August 29, 2023 - 4:00pm

Today, Sadiq Khan’s expanded Ultra Low Emission Zone (Ulez) comes into operation. Despite legal and political challenges, the London Mayor has managed to roll out the broadening of the scheme which sees older, more polluting vehicles penalised for coming into the capital. Now, those with non-compliant vehicles will pay £12.50 a day to cross the boundary. 

Ulez D-Day is unlikely to be the end of the political controversy. The Tories made it a central plank of their successful fight in the Uxbridge by-election, and mayoral candidate Susan Hall has been a vocal opponent of the scheme. There’s a good chance it will be exploited further to try to punish Labour in the suburban fringes of London and other cities. 

The political geography of the capital amplifies this fight. The Tories have long followed a “doughnut” strategy in the capital, winning votes in the very rich centre (Chelsea, Fulham, Westminster and the City) and the suburban outer circle, while largely ignoring the inner city in between. The expansion of Ulez largely plays into this. 

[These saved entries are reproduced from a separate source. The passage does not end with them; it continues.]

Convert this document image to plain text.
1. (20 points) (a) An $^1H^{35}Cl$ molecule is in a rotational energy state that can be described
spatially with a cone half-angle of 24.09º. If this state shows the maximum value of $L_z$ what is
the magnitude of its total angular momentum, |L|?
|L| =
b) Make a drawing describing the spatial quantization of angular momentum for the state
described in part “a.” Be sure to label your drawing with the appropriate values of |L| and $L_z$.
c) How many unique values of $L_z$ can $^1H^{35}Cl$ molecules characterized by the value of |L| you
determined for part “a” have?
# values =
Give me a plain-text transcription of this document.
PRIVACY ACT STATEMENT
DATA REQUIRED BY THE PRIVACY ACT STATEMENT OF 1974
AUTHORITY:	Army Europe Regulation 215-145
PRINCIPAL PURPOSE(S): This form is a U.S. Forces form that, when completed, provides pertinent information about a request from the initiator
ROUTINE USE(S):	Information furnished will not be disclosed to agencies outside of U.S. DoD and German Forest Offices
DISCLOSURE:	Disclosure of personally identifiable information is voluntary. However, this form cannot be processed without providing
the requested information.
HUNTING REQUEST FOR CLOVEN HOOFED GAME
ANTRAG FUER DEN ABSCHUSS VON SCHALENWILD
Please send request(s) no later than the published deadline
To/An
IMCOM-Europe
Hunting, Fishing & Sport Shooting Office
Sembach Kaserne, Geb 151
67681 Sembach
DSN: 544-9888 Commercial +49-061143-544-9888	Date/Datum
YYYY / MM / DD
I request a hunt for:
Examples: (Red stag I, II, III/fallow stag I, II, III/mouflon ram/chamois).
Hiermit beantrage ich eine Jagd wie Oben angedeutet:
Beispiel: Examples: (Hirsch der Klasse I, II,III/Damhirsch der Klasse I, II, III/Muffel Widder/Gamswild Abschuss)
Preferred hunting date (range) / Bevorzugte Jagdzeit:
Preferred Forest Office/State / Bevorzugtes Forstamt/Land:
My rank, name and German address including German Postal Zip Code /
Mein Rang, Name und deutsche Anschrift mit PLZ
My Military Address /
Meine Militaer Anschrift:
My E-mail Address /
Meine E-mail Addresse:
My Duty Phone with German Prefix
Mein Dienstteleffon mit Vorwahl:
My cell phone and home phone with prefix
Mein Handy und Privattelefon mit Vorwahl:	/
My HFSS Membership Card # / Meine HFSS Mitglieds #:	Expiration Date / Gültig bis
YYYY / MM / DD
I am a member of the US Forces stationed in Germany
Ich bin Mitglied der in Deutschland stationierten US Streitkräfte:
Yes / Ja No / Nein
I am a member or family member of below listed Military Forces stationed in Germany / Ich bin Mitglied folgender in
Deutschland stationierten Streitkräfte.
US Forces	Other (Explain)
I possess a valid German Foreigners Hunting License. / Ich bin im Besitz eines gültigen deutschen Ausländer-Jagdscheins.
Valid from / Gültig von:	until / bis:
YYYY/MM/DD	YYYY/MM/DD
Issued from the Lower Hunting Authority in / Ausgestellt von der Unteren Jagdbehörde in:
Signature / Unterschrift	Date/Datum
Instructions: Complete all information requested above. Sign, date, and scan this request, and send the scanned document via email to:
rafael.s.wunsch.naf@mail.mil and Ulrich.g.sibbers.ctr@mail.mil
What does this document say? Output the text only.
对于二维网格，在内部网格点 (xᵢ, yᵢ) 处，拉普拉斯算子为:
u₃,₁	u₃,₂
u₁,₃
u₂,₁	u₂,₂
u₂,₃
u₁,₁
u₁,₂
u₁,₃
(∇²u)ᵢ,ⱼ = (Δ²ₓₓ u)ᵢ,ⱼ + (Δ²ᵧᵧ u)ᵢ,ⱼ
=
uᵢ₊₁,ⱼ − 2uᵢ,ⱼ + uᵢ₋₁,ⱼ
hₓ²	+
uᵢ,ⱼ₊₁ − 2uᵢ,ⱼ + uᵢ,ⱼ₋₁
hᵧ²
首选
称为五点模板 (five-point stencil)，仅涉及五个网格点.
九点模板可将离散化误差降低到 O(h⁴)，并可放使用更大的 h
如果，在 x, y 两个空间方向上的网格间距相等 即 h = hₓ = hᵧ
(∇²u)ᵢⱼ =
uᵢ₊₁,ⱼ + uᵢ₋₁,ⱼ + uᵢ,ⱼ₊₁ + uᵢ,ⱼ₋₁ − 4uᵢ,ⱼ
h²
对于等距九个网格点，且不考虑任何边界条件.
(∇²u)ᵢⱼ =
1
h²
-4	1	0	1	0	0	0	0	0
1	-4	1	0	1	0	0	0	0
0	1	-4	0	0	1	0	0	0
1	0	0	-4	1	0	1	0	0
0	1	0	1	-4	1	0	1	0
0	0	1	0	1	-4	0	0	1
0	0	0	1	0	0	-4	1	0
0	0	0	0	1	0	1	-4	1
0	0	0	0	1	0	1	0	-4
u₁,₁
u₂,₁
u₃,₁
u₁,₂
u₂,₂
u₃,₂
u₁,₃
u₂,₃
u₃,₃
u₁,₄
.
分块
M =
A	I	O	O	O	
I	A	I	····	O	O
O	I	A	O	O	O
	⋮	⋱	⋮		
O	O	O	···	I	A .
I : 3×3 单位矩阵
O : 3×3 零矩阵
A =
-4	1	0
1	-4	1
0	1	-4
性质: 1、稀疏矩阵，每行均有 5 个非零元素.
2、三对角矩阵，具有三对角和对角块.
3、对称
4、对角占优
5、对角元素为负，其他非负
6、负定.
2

The inner city has been covered by the rules for several years. It is also denser and poorer, meaning public transport is both more widely available and better used. These voters are unlikely to be riled by the extension, and polling suggests that they are in favour of it. The outer ring is very different — spread out, semi-detached and economically separated from the centre; people like to drive, and often dip in and out of the periphery of the new zone. They are the ones who will be most affected by these charges, along with those in Home Counties towns outside of the Mayor’s jurisdiction.

As in Uxbridge, this offers a chance for Labour’s opponents. In these boroughs, both the Tories and the Lib Dems have used Ulez as a wedge issue against Khan’s party. They have challenged the evidence behind the charges, and highlighted the impact on both the poor and essential workers who are forced to cross the boundary for work. The two parties have used petitions and parliamentary motions to try and combat the roll-out of Ulez.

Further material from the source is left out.